Does that ring a bell in any way? We all share a tendency to cope with hurtful emotions like anger, defectiveness or mistrust with behaviors that might be quite counterproductive to business discussions. I personally admit a troubling tendency to get angry easily when I am feeling heavily insecure or stuck inside my head. Someone might ask a normal question, asking why I haven’t delivered a specific task so far and I can answer in conspicuous agitation. 

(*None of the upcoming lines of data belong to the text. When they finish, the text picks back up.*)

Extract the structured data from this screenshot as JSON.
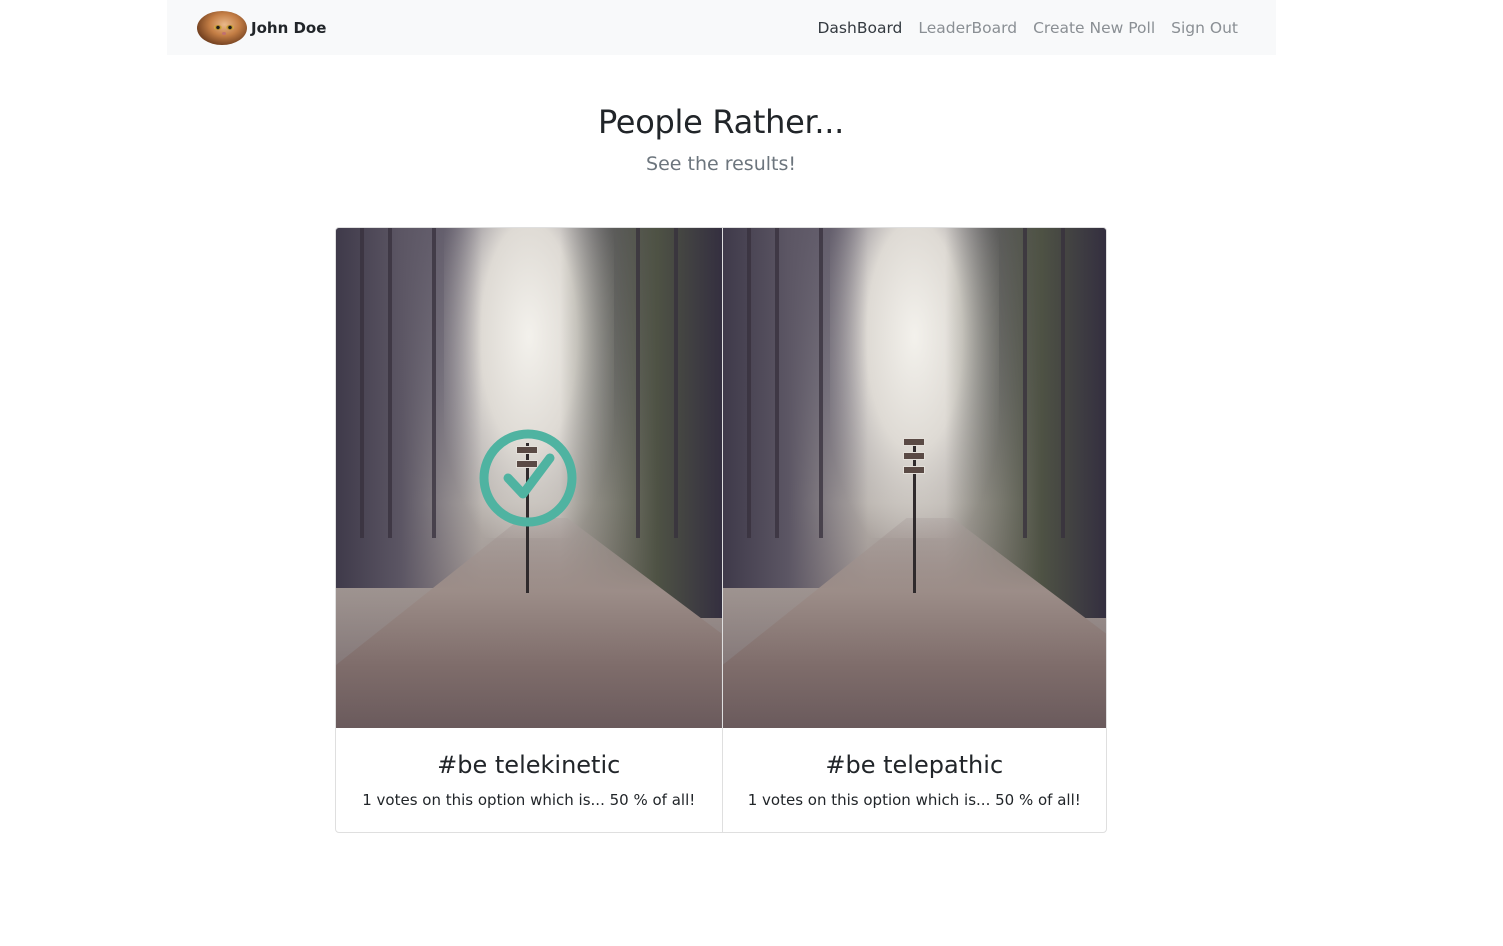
{
  "header": {
    "user_name": "John Doe",
    "nav": [
      {
        "label": "DashBoard",
        "active": true
      },
      {
        "label": "LeaderBoard",
        "active": false
      },
      {
        "label": "Create New Poll",
        "active": false
      },
      {
        "label": "Sign Out",
        "active": false
      }
    ]
  },
  "main": {
    "title": "People Rather...",
    "subtitle": "See the results!"
  },
  "options": [
    {
      "title": "#be telekinetic",
      "result_text": "1 votes on this option which is... 50 % of all!",
      "votes": 1,
      "percent": 50,
      "selected_by_user": true,
      "icon": "check-circle-icon"
    },
    {
      "title": "#be telepathic",
      "result_text": "1 votes on this option which is... 50 % of all!",
      "votes": 1,
      "percent": 50,
      "selected_by_user": false,
      "icon": null
    }
  ],
  "colors": {
    "navbar_bg": "#f8f9fa",
    "check_accent": "#4fb3a1",
    "nav_active": "#343a40",
    "nav_inactive": "#8a8f94",
    "subtitle": "#6c757d"
  }
}
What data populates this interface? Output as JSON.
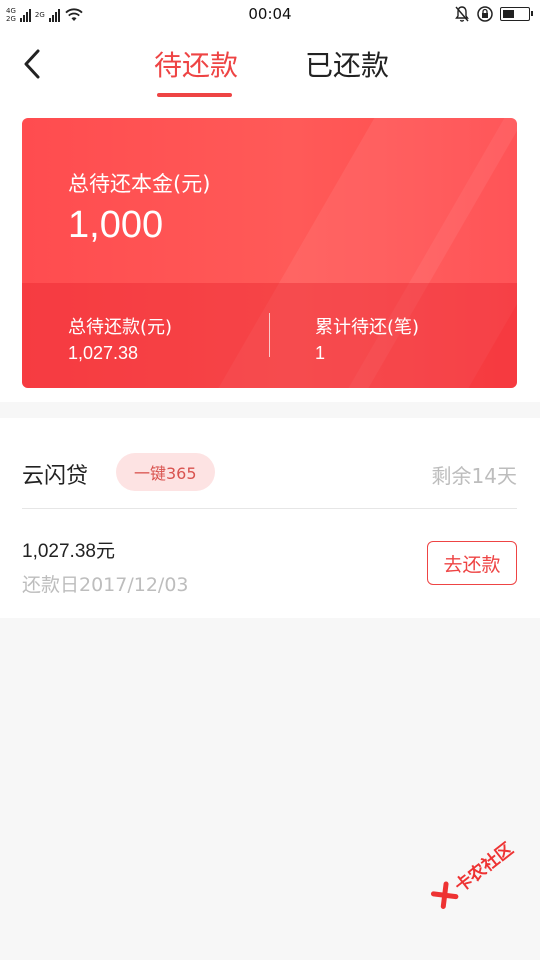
{
  "status_bar": {
    "network_labels": [
      "4G",
      "2G",
      "2G"
    ],
    "time": "00:04",
    "icons": [
      "wifi-icon",
      "mute-bell-icon",
      "rotation-lock-icon",
      "battery-icon"
    ]
  },
  "header": {
    "tabs": [
      {
        "label": "待还款",
        "active": true
      },
      {
        "label": "已还款",
        "active": false
      }
    ],
    "back_icon": "chevron-left-icon"
  },
  "summary": {
    "principal_label": "总待还本金(元)",
    "principal_value": "1,000",
    "total_due_label": "总待还款(元)",
    "total_due_value": "1,027.38",
    "count_label": "累计待还(笔)",
    "count_value": "1"
  },
  "loan": {
    "name": "云闪贷",
    "badge": "一键365",
    "remaining": "剩余14天",
    "amount": "1,027.38元",
    "due_date": "还款日2017/12/03",
    "repay_label": "去还款"
  },
  "watermark": {
    "text": "卡农社区"
  },
  "colors": {
    "accent": "#ee4444",
    "card": "#ff4c4f",
    "muted": "#bdbdbd",
    "badge_bg": "#fde3e3"
  }
}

The only way to change unhealthy coping is to grow conscious of why you feel this way, because, often, it has nothing to do with the other person and more to do with your state of mind. When anger is clouding your mind, breathe slowly, excuse yourself for a minute or two to go to the toilet, and seize this short break to run a dialogue, asking yourself, what’s wrong today? Are you still angry about the way your friend treated you the other day? Do you feel afraid and insecure about your ability to grow this business with your partner? What’s truly wrong? 

I got a bit emotional writing these sentences, it’s not easy to claim responsibility for how you act while you can easily deny and ramble about how the other person was rude and ticked you off. Yet, to your dismay and mine, acting like this robs you off your inner peace and quiet. When you appoint your ego to act on your behalf, you come across as cold and void of humbleness. 

So, to summarize, try your best to take responsibility for how you feel so you can change how you act, and when you fail to do so, and you will fail sometimes, be merciful with yourself and take corrective actions if needed.

#4 If you need therapy, go to therapy 

A bit of help is sometimes needed to apply the above tips; you might be stuck in your life due to a merciless trauma you’ve gone through, trapping you in a vicious circle of unhealthy behaviors. I know how this feels.

There’s no way you can truly lead a fulfilling life without coming to terms with your past and focusing on what you can control only. Good therapists can lend a hand, teaching you soul cleansing ways to remedy your never ending pain and move on with your life. 

I truly believe that success in business or any other endeavor is heavily reliant on your mental health and your ability to deal with the everyday shit that gets thrown down your way. So, if you feel forever stuck in a self sabotaging inner dialogues and a consuming sense of disconnection, maybe it’s time to give it a try and go talk to someone who has enough empathy and wisdom to help you out.

The kind point I am wholeheartedly trying to get across here is that taking care of yourself is always wise and helpful in managing different areas of your life with enough clarity to succeed. I truly believe that success is heavily reliant on how you react to hardships and what beliefs you harbor in that mysterious head of yours. Everything else is easy to obtain — we are teachable by nature and we do live in a state of information clutter and noise, which implies that obtaining information in any field will never be the obstacle. Yet, living with fragile mental health and a sense of meaningless can be the biggest obstacle to surmount.